August. What a month! My AC finally got fixed a few days before I moved out. Summer classes ended, and I moved out, not knowing if I'd be back for fall, since that depended on my dad getting a job. I ended up getting my old Church Distribution job back and started there. I was only part time, but we had to get the new Relief Society books, Daughters in My Kingdom, out before September, so I worked a lot.
September. This was the era of listening to Christina Perri and anxiously awaiting days when we didn't need to have the AC on. On Labor Day we had the missionaries over. I told them they could call me, but they never did. I started the Halloween season, and turned 23.
October. October was General Conference, Allie's primary program, and stake conference. My parents and I went to Price and Nine Mile Canyon one Saturday in celebration of my dad finally getting a job--a very good job with good pay. I ran a very muddy 5k that ended up being more than a 5k since the volunteers didn't tell us to turn around. My shoes still have traces of the mud on them. It was a costumed 5k so I wore my 5k outfit when I went with Allie trick-or-treating.

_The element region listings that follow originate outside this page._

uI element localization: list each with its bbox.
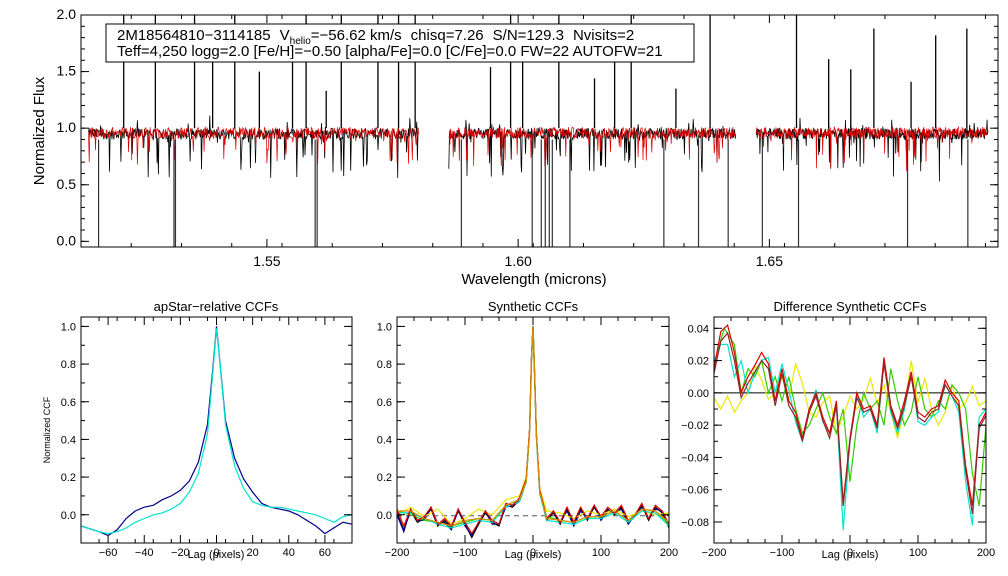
spectrum-model-chip-3	[755, 126, 989, 172]
annotation-chisq: chisq=7.26	[411, 27, 484, 44]
series-yellow	[397, 326, 669, 525]
series-brown	[714, 331, 986, 514]
y-tick-label: 0.6	[377, 397, 392, 409]
y-tick-label: 1.0	[377, 321, 392, 333]
series-navy	[397, 326, 669, 537]
x-tick-label: 0	[847, 547, 853, 559]
synthetic-ccf-title: Synthetic CCFs	[488, 299, 579, 314]
spectrum-xlabel: Wavelength (microns)	[461, 271, 606, 288]
series-visit-1	[81, 326, 352, 537]
annotation-star: 2M18564810−3114185	[117, 27, 271, 44]
annotation-vhelio-label: V	[280, 27, 290, 44]
x-tick-label: 1.55	[253, 253, 280, 269]
x-tick-label: −200	[702, 547, 727, 559]
apstar-ccf-xlabel: Lag (pixels)	[188, 549, 245, 561]
apstar-ccf-frame	[80, 316, 353, 544]
x-tick-label: 20	[247, 547, 259, 559]
series-yellow	[714, 360, 986, 439]
difference-ccf-frame	[713, 316, 987, 544]
x-tick-label: 1.65	[756, 253, 783, 269]
apstar-ccf-series	[81, 326, 352, 537]
y-tick-label: 0.2	[377, 472, 392, 484]
y-tick-label: 0.8	[377, 359, 392, 371]
series-group	[714, 323, 986, 531]
y-tick-label: 1.5	[57, 63, 77, 79]
series-black	[397, 326, 669, 539]
spectrum-observed-chip-2	[448, 119, 737, 177]
x-tick-label: 1.60	[505, 253, 532, 269]
spectrum-ylabel: Normalized Flux	[31, 76, 48, 185]
x-tick-label: −20	[171, 547, 190, 559]
series-group	[397, 326, 669, 539]
y-tick-label: 0.00	[688, 388, 709, 400]
y-tick-label: −0.08	[681, 517, 709, 529]
annotation-line1: 2M18564810−3114185 Vhelio=−56.62 km/s chis…	[117, 27, 634, 47]
y-tick-label: 0.0	[377, 510, 392, 522]
y-tick-label: −0.04	[681, 452, 709, 464]
x-tick-label: 40	[283, 547, 295, 559]
y-tick-label: 1.0	[57, 119, 77, 135]
y-tick-label: 0.0	[57, 232, 77, 248]
series-visit-2	[81, 328, 352, 535]
y-tick-label: 0.2	[61, 472, 76, 484]
apstar-ccf-ticks: −60 −40 −20 0 20 40 60 0.0 0.2 0.4 0.6 0.8 1.0	[61, 317, 353, 559]
x-tick-label: 100	[592, 547, 610, 559]
synthetic-ccf-xlabel: Lag (pixels)	[505, 549, 562, 561]
x-tick-label: −200	[385, 547, 410, 559]
y-tick-label: 0.02	[688, 356, 709, 368]
y-tick-label: 0.0	[61, 510, 76, 522]
y-tick-label: 0.04	[688, 323, 709, 335]
annotation-snr: S/N=129.3	[493, 27, 564, 44]
difference-ccf-title: Difference Synthetic CCFs	[774, 299, 927, 314]
x-tick-label: 100	[909, 547, 927, 559]
difference-ccf-series	[714, 323, 986, 531]
apstar-ccf-ylabel: Normalized CCF	[42, 396, 52, 463]
series-group	[81, 326, 352, 537]
series-orange	[397, 326, 669, 527]
spectrum-frame	[80, 14, 999, 248]
synthetic-ccf-ticks: −200 −100 0 100 200 0.0 0.2 0.4 0.6 0.8 1.0	[377, 317, 678, 559]
y-tick-label: 2.0	[57, 6, 77, 22]
series-cyan	[397, 326, 669, 529]
x-tick-label: 200	[977, 547, 995, 559]
y-tick-label: 1.0	[61, 321, 76, 333]
series-green	[397, 326, 669, 527]
x-tick-label: 200	[660, 547, 678, 559]
y-tick-label: 0.6	[61, 397, 76, 409]
spectrum-model-chip-1	[88, 126, 420, 165]
synthetic-ccf-panel: −200 −100 0 100 200 0.0 0.2 0.4 0.6 0.8 1.0 Synthe…	[377, 299, 678, 561]
y-tick-label: 0.4	[377, 434, 392, 446]
y-tick-label: −0.02	[681, 420, 709, 432]
difference-ccf-panel: −200 −100 0 100 200 0.04 0.02 0.00 −0.02 −0.04 −0.…	[681, 299, 995, 561]
x-tick-label: −40	[135, 547, 154, 559]
annotation-box	[105, 23, 695, 63]
series-green	[714, 326, 986, 507]
x-tick-label: −100	[770, 547, 795, 559]
y-tick-label: −0.06	[681, 485, 709, 497]
annotation-vhelio-sub: helio	[290, 36, 312, 47]
spectrum-panel: 1.55 1.60 1.65 0.0 0.5 1.0 1.5 2.0 2M18564810−3…	[31, 6, 999, 288]
synthetic-ccf-series	[397, 326, 669, 539]
y-tick-label: 0.5	[57, 176, 77, 192]
annotation-vhelio-value: =−56.62 km/s	[311, 27, 402, 44]
apstar-ccf-title: apStar−relative CCFs	[154, 299, 279, 314]
y-tick-label: 0.8	[61, 359, 76, 371]
apstar-ccf-panel: −60 −40 −20 0 20 40 60 0.0 0.2 0.4 0.6 0.8 1.0 apSta…	[42, 299, 353, 561]
x-tick-label: 0	[530, 547, 536, 559]
x-tick-label: −60	[99, 547, 118, 559]
difference-ccf-xlabel: Lag (pixels)	[822, 549, 879, 561]
annotation-nvisits: Nvisits=2	[573, 27, 634, 44]
x-tick-label: 0	[213, 547, 219, 559]
x-tick-label: −100	[453, 547, 478, 559]
spectrum-model-chip-2	[448, 126, 737, 167]
annotation-line2: Teff=4,250 logg=2.0 [Fe/H]=−0.50 [alpha/…	[117, 43, 663, 60]
series-red	[397, 326, 669, 535]
spectrum-ticks: 1.55 1.60 1.65 0.0 0.5 1.0 1.5 2.0	[57, 6, 998, 269]
difference-ccf-ticks: −200 −100 0 100 200 0.04 0.02 0.00 −0.02 −0.04 −0.…	[681, 317, 995, 559]
y-tick-label: 0.4	[61, 434, 76, 446]
x-tick-label: 60	[319, 547, 331, 559]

November. Work started getting really busy and we started working Saturdays. I loved having Candy Corn Dots in anticipation of Thanksgiving. We went to a World Market store and bought some pumpkin bark and turkey dishes. I didn't have to work Thanksgiving, but I had to work a lot still.
December. I once worked a 14-hour day. I was a little disappointed that I wasn't able to get my Christmas decorations up sooner. All I did was work until we finished our queue of annual curriculum orders--then it got milder. I got a four-day weekend at Christmas. And this week I had my last day at work and my adorable nephews came. Nathaniel, "Baby," is cuter than I expected.
What will happen in 2012?
That's hard to say. I start school again this week. I'm taking geology, piano, Doctrine and Covenants, English semantics and pragmatics, and editing skills.
The world will end in February, according to the false prophet I met in East Wenatchee, WA, and in December, according to those silly people who put stock in the Mayan calendar.
I have a few goals:
By the end of the year, I want to be able to run one hour straight. I want to go to the temple once a month. And I suppose I should go on a date once a month. (That's not much, I know, but since I don't date at all, it's better than nothing--if it happens at all.) My goal last year was to start a conversation once a day. I did reasonably well at the beginning of the year, and by reasonably well I mean better than if I didn't have that goal at all. I should start that up again. And I should restart doing 300 pushups and 500 situps a week, but hopefully I can eventually do better than that.